Das FA ist bei seiner Beurteilung davon ausgegangen, daß auf Grund der das Umsatzsteuerrecht beherrschenden wirtschaftlichen Betrachtungsweise nach der Rechtsprechung des RFH und des BFH einheitliche wirtschaftliche Vorgänge nicht in Teilvorgänge zerlegt werden dürfen, wenn sie wirtschaftlich zusammengehören und ein unteilbares Ganzes bilden (Urteile des RFH V 101/32 vom 27. Oktober 1933, RStBl 1934, 172; V 76/42 vom 9. Oktober 1942, RStBl 1942, 1055, und Urteile des BFH V 198/54 U vom 27. Januar 1955, BFH 60, 241, BStBl III 1955, 94, und V 265/56 U vom 14. Februar 1957, BFH 64, 504, BStBl III 1957, 187). Nach dieser Rechtsprechung sollen gleiche wirtschaftliche Vorgänge ungeachtet ihrer bürgerlich-rechtlichen Gestaltung umsatzsteuerlich in gleicher Weise erfaßt werden. Auch die wirtschaftliche Betrachtungsweise geht jedoch von dem gegebenen Sachverhalt aus. Es können deshalb zusammengehörige Vorgänge nicht schon deshalb als eine einheitliche Leistung angesehen werden, weil sie einem einheitlichen Ziel dienen. Das gleiche wirtschaftliche Ziel kann auf verschiedenen Wegen erreicht werden. Die bürgerlich- rechtliche Gestaltung darf deshalb nicht beiseite geschoben werden, wenn sie dem wirtschaftlichen Sachverhalt entspricht und einen vernünftigen wirtschaftlichen Sinn hat. Im vorliegenden Fall liegen keine Anhaltspunkte dafür vor, daß die Kunden von dem Stpfl. ein fertiges Garagentor hätten geliefert bekommen wollen. Das Ziel, ein fertiges Garagentor zu erhalten, kann auch dadurch erreicht werden, daß der Kunde von der Fabrik das Garagentor kauft und dieses dann einbauen läßt. Wenn aber ausreichende Beweisanzeichen für das Vorliegen einer Lieferung fehlen, können die beiden sonstigen Leistungen nicht als Werklieferung behandelt werden (Urteil des BFH V 127/63 vom 10. März 1966, BFH 85, 560).

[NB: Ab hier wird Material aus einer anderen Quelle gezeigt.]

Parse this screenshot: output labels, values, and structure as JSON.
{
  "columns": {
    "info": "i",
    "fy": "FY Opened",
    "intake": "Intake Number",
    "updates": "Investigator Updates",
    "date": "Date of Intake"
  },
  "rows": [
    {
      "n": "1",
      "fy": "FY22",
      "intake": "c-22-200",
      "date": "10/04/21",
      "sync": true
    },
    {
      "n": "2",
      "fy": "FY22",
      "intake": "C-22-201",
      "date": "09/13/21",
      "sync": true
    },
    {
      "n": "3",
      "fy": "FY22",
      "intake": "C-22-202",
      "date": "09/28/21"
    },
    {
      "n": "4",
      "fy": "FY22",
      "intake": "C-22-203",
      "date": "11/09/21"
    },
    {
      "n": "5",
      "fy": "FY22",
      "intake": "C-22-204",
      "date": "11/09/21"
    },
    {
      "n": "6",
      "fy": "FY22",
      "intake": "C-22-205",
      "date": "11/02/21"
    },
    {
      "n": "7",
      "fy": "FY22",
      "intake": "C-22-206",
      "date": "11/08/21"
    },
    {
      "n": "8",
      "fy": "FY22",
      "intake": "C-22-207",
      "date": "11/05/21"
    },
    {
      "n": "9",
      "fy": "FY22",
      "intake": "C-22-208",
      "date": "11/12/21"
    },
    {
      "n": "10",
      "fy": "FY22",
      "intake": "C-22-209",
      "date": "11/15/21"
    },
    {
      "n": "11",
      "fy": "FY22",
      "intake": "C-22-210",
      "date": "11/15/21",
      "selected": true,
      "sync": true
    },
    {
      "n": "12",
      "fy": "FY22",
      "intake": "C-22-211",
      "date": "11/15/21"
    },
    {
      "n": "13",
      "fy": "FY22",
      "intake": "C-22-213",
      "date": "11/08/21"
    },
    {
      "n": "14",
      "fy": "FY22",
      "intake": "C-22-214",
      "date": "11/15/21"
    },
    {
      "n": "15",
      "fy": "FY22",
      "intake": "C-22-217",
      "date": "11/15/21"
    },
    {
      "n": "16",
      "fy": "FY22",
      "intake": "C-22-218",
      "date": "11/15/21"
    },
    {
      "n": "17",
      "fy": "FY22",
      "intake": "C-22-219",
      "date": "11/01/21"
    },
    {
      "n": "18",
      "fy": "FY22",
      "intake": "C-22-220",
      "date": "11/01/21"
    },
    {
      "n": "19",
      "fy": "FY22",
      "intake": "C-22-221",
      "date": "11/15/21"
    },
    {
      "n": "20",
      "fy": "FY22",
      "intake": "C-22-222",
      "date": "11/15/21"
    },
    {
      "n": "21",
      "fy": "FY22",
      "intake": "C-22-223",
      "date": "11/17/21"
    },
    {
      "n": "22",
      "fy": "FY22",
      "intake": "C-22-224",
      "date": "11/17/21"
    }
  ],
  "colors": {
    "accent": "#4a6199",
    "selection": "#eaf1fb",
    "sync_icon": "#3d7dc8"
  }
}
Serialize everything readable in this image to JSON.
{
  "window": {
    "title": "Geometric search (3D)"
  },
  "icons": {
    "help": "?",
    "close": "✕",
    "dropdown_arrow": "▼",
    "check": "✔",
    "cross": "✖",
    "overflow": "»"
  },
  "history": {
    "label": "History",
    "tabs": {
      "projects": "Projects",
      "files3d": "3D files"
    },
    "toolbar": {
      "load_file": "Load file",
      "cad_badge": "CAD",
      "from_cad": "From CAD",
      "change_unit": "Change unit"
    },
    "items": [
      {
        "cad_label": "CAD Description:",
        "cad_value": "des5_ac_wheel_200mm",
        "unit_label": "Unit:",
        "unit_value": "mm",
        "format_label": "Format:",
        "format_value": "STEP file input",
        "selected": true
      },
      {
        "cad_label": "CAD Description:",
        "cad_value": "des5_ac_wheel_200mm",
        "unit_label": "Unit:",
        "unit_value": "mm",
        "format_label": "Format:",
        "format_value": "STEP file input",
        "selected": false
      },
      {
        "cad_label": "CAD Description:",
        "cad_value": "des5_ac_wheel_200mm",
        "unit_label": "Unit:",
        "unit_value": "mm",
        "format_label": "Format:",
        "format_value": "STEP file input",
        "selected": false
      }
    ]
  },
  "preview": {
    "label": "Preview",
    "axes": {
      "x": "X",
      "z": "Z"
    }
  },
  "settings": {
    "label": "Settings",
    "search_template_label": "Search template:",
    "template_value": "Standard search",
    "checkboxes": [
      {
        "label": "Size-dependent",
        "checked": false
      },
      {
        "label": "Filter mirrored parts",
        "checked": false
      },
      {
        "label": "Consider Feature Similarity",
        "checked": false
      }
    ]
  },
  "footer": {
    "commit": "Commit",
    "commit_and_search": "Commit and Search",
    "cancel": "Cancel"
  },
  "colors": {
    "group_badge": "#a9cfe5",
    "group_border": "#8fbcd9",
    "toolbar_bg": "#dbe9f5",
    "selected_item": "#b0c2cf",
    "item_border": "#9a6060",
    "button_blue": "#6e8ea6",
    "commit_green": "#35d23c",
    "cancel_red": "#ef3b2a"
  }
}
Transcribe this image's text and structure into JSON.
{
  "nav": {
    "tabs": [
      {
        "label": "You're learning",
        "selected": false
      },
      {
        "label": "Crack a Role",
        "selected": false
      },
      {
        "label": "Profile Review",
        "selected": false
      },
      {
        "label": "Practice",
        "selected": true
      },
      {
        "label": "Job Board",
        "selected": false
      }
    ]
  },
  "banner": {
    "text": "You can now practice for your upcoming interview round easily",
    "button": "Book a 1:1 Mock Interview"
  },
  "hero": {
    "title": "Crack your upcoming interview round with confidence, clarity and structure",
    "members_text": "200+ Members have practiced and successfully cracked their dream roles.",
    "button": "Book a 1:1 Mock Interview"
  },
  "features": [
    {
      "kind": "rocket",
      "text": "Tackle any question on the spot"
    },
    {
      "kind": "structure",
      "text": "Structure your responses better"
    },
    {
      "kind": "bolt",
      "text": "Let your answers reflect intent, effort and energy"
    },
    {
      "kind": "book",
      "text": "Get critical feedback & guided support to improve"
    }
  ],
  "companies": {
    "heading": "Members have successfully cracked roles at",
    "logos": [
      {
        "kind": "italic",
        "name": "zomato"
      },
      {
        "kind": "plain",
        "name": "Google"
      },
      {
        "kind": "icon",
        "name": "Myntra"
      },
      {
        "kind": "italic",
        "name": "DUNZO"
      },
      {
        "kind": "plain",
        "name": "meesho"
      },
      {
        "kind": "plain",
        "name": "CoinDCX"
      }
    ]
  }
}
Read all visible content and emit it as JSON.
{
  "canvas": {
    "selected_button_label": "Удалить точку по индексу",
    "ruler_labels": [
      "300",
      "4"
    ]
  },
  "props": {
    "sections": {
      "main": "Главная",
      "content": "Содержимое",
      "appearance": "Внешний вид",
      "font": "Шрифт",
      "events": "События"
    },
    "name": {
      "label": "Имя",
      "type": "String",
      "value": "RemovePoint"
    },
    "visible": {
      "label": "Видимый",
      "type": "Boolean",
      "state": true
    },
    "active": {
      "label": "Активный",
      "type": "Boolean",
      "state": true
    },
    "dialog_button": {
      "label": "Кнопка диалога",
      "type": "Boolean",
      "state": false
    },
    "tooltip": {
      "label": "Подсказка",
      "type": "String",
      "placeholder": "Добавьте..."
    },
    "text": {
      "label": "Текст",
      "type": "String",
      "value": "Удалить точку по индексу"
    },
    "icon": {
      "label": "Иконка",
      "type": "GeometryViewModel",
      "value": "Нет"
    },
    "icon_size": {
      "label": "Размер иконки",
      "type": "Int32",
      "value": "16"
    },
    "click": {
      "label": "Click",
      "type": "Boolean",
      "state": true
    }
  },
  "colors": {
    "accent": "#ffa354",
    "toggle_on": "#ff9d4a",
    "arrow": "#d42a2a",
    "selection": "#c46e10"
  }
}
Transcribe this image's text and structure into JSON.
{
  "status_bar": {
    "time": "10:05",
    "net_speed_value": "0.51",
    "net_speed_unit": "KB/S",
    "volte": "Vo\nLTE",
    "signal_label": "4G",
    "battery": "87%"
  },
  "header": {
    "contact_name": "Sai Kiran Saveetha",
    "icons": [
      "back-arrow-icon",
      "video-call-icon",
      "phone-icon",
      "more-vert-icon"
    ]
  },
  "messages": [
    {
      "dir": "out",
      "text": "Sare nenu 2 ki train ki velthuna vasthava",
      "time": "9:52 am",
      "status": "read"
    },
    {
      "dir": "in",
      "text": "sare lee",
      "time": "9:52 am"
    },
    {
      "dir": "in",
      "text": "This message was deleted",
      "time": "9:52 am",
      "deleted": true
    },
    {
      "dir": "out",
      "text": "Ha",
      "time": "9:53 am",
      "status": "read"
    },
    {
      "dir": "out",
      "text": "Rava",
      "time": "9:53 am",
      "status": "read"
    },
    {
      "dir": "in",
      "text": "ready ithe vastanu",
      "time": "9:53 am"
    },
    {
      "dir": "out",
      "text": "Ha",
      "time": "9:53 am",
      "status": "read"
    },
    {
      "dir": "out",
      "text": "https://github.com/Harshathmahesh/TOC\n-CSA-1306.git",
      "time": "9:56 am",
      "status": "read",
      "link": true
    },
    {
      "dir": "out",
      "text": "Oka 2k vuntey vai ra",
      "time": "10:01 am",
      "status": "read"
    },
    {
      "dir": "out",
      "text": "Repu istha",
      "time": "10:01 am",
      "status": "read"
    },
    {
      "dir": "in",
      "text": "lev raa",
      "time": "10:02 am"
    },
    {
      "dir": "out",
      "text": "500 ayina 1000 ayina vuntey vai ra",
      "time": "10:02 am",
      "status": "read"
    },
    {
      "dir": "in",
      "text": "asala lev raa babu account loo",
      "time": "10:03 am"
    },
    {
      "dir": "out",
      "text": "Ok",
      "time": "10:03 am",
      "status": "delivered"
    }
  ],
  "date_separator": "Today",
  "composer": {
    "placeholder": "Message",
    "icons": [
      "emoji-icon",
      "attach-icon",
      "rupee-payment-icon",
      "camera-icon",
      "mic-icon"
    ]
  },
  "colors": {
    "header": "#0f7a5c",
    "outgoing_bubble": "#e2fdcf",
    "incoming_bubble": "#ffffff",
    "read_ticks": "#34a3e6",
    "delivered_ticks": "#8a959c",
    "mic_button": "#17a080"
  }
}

Das FG hat die Annahme einer Werklieferung mit der Begründung abgelehnt, daß nach dem unstreitigen Sachverhalt der Stpfl. die Tore für den Kunden erkennbar im Namen der Firma X verkauft habe. Es ist dabei zutreffend davon ausgegangen, daß unter Beschaffung im Sinne des § 3 Abs. 2 UStG eine Beschaffung im eigenen Namen zu verstehen ist. Allerdings ist der Begriff der Selbstbeschaffung in § 3 Abs. 2 UStG ebenso wie der Begriff der Lieferung ein wirtschaftlicher Begriff. Es sind dabei vor allem die Einkaufshandlungen zu verstehen, die zum Erwerb des Stoffes führen. Kauft der Unternehmer den Stoff im Namen des Auftraggebers ein, so handelt er als Vermittler. Eine Selbstbeschaffung könnte darin nur dann gesehen werden, wenn sich aus der Tätigkeit des Stpfl. ergäbe, daß er ein fertiges Tor hätte liefern und der Kunde ein fertiges Tor vom Stpfl. hätte erwerben wollen. Eine solche Annahme hat die Rechtsprechung z. B. aus der Bestellung des Kunden und dem Angebot des Unternehmers hergeleitet. In dieser Hinsicht ist im Streitfalle jedoch nichts dargetan.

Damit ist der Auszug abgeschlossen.